Single Fragment Epireads
Because both mate reads come from the same DNA molecule, the DNA methylation information can be considered a physically phased molecular event. In such a case, it may be useful to look at a single fragment representation of the epiread data. Therefore, the read name and position in the single-end epiread output can be used to collate mate reads in a read pair. The default behavior of the epiread
subcommand focuses only on individual read mapping. The following awk
command gives a nice, compact file for a single fragment epiread format:
sort -k2,2 -k3,3n single_end.epiread |
awk 'BEGIN{ qname="" ; rec="" }
qname == $2 { print rec"\t"$5"\t"$6"\t"$7"\t"$8 ; qname="" }
qname != $2 { qname=$2 ; rec=$1"\t"$4"\t"$5"\t"$6"\t"$7"\t"$8 ; pair=$3}'
In the following output, the columns represent:
- Chromosome name
- Bisulfite strand (OT/CTOT (+) or OB/CTOB (-))

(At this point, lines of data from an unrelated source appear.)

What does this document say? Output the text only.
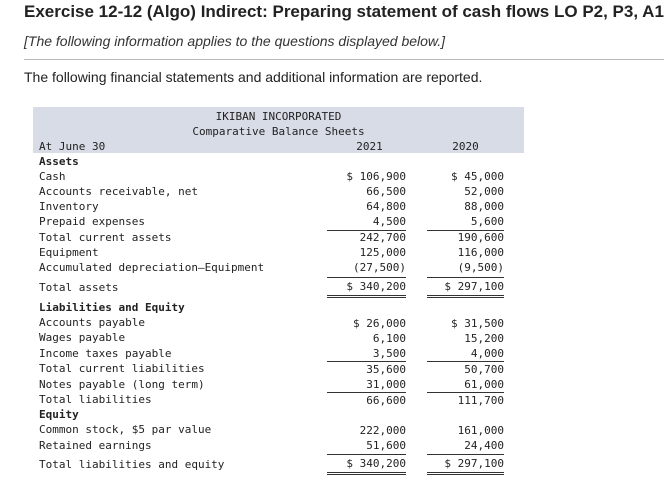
Exercise 12-12 (Algo) Indirect: Preparing statement of cash flows LO P2, P3, A1
[The following information applies to the questions displayed below.]
The following financial statements and additional information are reported.
IKIBAN INCORPORATED
Comparative Balance Sheets
At June 30	2021	2020
Assets
Cash	$ 106,900	$ 45,000
Accounts receivable, net	66,500	52,000
Inventory	64,800	88,000
Prepaid expenses	4,500	5,600
Total current assets	242,700	190,600
Equipment	125,000	116,000
Accumulated depreciation—Equipment	(27,500)	(9,500)
Total assets	$ 340,200	$ 297,100
Liabilities and Equity
Accounts payable	$ 26,000	$ 31,500
Wages payable	6,100	15,200
Income taxes payable	3,500	4,000
Total current liabilities	35,600	50,700
Notes payable (long term)	31,000	61,000
Total liabilities	66,600	111,700
Equity
Common stock, $5 par value	222,000	161,000
Retained earnings	51,600	24,400
Total liabilities and equity	$ 340,200	$ 297,100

- Location of the cytosine in the first CpG covered (0-based) in read 1
- Retention pattern of all CpGs covered in read 1
- Location of the first SNP covered in read 1
- Base call of all SNPs covered in read 1
- Location of the cytosine in the first CpG covered (0-based) in read 2
- Retention pattern of all CpGs covered in read 2
- Location of the first SNP covered in read 2
- Base call of all SNPs covered in read 2
chr19 - 3083513 CCCCCCC 3083495 ATT 3083513 CCCCCCC 3083495 ATT
chr19 - 3083545 CCTCCCCCCT . . 3083527 CCCCTCCCCCC 3083523 AG
NOMe-seq Mode in the Old BISCUIT Epiread Format
As with the epiBED format, epiread
can generate NOMe-seq mode epireads in the old BISCUIT epiread format using the -N
option. An example of producing single fragment NOMe-seq epireads is:
# Create SNP BED file
biscuit vcf2bed -t snp my_pileup.vcf.gz > snps.bed
# Generate individual read NOME-seq epiread file
biscuit epiread -B snps.bed -O -N /path/to/my_reference.fa my_output.bam |
gzip -c > single_end.epiread.gz
# Collating paired epireads
zcat single_end.epiread.gz |
sort -k1,1 -k2,2 -k3,3n |
awk 'BEGIN{ qname="" ; rec="" }
qname == $2 { print rec"\t"$5"\t"$6"\t"$7"\t"$8"\t"$9"\t"$10 ; qname="" }
qname != $2 { qname=$2 ; rec=$1"\t"$4"\t"$5"\t"$6"\t"$7"\t"$8"\t"$9"\t"$10 ; pair=$3}' |
sort -k1,1 -k3,3n | \
gzip -c > paired.epiread.gz
The paired output looks like,
chr18 + 10689 CCC 10663 TTCT 10696 T 10689 CCC 10663 TTCT 10696 T
chr18 + 10689 CCC 10694 TT 10696 T 10689 CCC 10694 TT 10696 T
The output columns are:
- Chromosome name
- Bisulfite strand (OT/CTOT (+) or OB/CTOB (-))
- Location of the cytosine in the first CpG covered (0-based) in read 1
- Retention pattern of all CpGs covered in read 1
- Location of the cytosine in the first GpCpH covered (0-based) in read 1
- Retention pattern of all GpCpHs covered in read 1
- Location of the first SNP covered in read 1
- Base call of all SNPs covered in read 1
- Location of the cytosine in the first CpG covered (0-based) in read 2
- Retention pattern of all CpGs covered in read 2
- Location of the cytosine in the first GpCpH covered (0-based) in read 2
- Retention pattern of all GpCpHs covered in read 2
- Location of the first SNP covered in read 2
- Base call of all SNPs covered in read 2
The Pairwise Epiread Format
This format is necessary when running biscuit asm
and can be generated by running:
biscuit epiread -@ NTHREADS -P -B snps.bed /path/to/my_reference.fa my_output.bam | \
sort -k1,1 -k2,2n -k3,3n > my_output.pairwise.epiread
Generate Rectangular Forms
With the creation of the epiBED format and readEpibed
in biscuiteer, we suggest avoiding the use of the old epiread format and biscuit rectangle
for creating a matrix where column represent CpGs and each row represents a read. However, if you still want to run rectangle
to generate this matrix, run
biscuit rectangle /path/to/my_reference.fa my_output.epiread
Note, my_output.epiread
can only have a single chromosome in it for rectangle
to work.
For more details on the available flags, run biscuit rectangle
in the terminal or visit the rectangle help page.